CC BY
131
БИОЛОГИЯ
УДК 591. 111
М. В. Малахов, А. А. Мельников, А. Д. Викулов
ВЛИЯНИЕ АДСОРБИРОВАННЫХ НА МЕМБРАНЕ ЭРИТРОЦИТОВ БЕЛКОВ НА ПАРАМЕТРЫ БИОИМПЕДАНСНОЙ СПЕКТРОСКОПИИ КРАСНЫХ КЛЕТОК КРОВИ
Изучено влияние белков, адсорбированных на мембране красных клеток крови, на параметры биоимпедан-сной спектроскопии (БИС) эритроцитарных суспензий. Исследовались суспензии обработанных и необработанных трипсином эритроцитов в растворе альбумина. Параметры БИС (сопротивление внеклеточной Re и внутриклеточной Ri жидкости, характеристическая частота Fchar, емкость клеточных мембран Cm и параметр Alpha) суспензий определялись на биоимпедансном анализаторе АВС-01 «Медасс». Установлено, что Ri и Cm суспензий обработанных трипсином эритроцитов были меньше, чем необработанных. Таким образом, адсорбированные на поверхности мембраны белки влияют на параметры БИС эритроцитов.
Ключевые слова: эритроциты, биоимпедансная спектроскопия, адсорбированные на мембране белки.

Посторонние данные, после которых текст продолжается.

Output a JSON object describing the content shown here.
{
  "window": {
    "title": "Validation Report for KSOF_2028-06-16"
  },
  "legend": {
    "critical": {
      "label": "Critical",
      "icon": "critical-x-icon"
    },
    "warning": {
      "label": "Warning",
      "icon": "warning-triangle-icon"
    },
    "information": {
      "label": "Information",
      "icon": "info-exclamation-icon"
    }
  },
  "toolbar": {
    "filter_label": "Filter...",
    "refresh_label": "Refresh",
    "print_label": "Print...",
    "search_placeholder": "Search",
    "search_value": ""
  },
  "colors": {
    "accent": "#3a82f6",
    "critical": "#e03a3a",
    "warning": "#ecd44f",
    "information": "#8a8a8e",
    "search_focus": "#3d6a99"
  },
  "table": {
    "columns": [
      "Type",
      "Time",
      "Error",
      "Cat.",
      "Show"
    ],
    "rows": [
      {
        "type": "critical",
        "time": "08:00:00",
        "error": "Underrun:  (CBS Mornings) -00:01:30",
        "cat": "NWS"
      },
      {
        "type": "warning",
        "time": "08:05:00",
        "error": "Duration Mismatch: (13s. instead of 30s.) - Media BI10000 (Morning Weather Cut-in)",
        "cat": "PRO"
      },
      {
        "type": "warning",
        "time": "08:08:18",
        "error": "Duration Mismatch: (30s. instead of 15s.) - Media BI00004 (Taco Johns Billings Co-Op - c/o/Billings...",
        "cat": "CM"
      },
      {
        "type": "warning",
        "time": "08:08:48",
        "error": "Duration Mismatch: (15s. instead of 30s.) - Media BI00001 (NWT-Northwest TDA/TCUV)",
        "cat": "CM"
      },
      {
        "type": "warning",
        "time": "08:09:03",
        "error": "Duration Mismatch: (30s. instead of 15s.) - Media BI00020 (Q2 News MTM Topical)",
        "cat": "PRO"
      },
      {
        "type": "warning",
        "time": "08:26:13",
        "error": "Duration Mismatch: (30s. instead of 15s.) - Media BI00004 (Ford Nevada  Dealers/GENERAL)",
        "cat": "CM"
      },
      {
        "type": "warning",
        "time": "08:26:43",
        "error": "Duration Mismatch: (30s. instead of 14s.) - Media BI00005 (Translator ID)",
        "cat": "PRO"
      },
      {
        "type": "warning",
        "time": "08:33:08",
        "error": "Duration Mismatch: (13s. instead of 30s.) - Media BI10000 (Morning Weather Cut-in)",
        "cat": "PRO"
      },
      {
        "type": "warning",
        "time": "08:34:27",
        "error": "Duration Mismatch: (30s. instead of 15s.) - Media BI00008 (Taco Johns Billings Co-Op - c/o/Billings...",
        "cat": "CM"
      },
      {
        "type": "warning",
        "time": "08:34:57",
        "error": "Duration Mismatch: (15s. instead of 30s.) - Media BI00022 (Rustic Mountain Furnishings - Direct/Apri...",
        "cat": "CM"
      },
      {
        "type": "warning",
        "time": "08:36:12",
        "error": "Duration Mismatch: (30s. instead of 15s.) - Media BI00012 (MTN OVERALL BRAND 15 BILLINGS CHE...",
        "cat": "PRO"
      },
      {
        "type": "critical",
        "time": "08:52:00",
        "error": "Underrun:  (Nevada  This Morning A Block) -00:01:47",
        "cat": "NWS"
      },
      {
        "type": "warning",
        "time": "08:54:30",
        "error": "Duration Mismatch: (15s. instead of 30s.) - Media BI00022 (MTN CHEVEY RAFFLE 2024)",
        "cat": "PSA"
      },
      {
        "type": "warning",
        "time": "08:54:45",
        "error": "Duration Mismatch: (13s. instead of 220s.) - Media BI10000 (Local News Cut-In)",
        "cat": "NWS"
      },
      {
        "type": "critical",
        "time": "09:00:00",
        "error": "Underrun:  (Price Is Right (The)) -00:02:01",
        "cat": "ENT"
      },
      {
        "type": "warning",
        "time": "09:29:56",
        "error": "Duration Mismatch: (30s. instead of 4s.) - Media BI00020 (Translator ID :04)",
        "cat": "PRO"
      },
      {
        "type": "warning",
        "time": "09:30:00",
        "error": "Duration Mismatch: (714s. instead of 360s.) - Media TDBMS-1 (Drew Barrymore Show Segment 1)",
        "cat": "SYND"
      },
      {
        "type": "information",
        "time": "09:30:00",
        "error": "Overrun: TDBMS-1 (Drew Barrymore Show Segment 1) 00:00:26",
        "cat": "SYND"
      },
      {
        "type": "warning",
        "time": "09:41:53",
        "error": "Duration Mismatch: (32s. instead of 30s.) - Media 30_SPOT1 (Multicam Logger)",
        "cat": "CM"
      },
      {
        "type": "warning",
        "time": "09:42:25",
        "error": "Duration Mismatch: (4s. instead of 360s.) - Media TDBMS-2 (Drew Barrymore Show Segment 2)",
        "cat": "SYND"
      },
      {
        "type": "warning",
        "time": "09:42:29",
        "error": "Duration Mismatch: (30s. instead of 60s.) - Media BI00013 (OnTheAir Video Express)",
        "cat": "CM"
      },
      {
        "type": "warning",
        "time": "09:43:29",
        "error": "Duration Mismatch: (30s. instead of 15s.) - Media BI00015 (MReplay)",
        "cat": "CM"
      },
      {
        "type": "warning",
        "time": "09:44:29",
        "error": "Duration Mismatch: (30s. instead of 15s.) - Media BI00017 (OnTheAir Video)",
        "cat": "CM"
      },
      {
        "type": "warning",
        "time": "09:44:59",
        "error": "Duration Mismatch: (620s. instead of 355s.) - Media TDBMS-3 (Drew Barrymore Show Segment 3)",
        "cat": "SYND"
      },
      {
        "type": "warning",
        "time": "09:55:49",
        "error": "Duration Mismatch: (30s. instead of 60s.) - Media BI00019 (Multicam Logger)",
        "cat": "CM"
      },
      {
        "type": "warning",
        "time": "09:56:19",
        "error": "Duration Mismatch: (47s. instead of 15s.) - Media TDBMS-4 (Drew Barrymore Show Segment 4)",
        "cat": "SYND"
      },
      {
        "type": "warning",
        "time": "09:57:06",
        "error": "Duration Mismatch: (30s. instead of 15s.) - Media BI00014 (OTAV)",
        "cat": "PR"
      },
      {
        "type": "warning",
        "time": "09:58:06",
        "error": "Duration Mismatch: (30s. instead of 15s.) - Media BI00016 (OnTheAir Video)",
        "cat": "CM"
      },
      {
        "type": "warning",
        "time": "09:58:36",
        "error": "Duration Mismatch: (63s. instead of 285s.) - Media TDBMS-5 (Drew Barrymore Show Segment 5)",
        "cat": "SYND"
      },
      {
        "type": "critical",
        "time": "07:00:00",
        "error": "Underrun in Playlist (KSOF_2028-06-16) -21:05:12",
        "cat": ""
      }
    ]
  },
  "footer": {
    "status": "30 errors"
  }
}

Введение. Для оценки показателей крови может быть использован метод биоимпедансной спектроскопии (БИС) [1, с. 115]. С помощью этого метода можно определить гематокрит [2, с. 299; 3, с. 653], содержание гемоглобина, концентрацию эритроцитов [4]. На параметры БИС крови влияют белки плазмы [5, с. 179; 6, с. 181]. В работе Zhao [5, с. 179] указывается, что плазменные протеины повышают сопротивление внеклеточной жидкости и емкость клеточных мембран. Однако известно, что белки могут находиться в плазме как в свободном состоянии, так и быть адсорбированными на поверхности эритроцитов [7, с. 501]. Исследований, посвященных влиянию белков, адсорбированных на мембране красных клеток крови, на электрические свойства эритроцитов в литературе нет. Можно предположить, что протеины, адсорбированные на поверхности красных клеток крови, в основном вызовут изменение электрической емкости мембран.
Целью нашей работы было выявить влияние белков, адсорбированных на мембране эритроцитов, на параметры биоимпедансной спектроскопии суспензий красных клеток крови.
Материалы и методы. Приготовление суспензий эритроцитов. Образцы венозной крови (n = 11) объемом 9 мл центрифугировали на 3 000 об/ мин в течение 10 мин на центрифуге ОПн-8, затем надосадочную жидкость полностью удаляли. Поученную концентрированную суспензию эритроцитов отмывали трехкратным центрифугированием в
6 мл 0.9 % раствора хлорида натрия по 10 мин на 3 000 об/мин, надосадочную жидкость также полностью удаляли. Концентрированную суспензию отмытых эритроцитов делили на две равные порции.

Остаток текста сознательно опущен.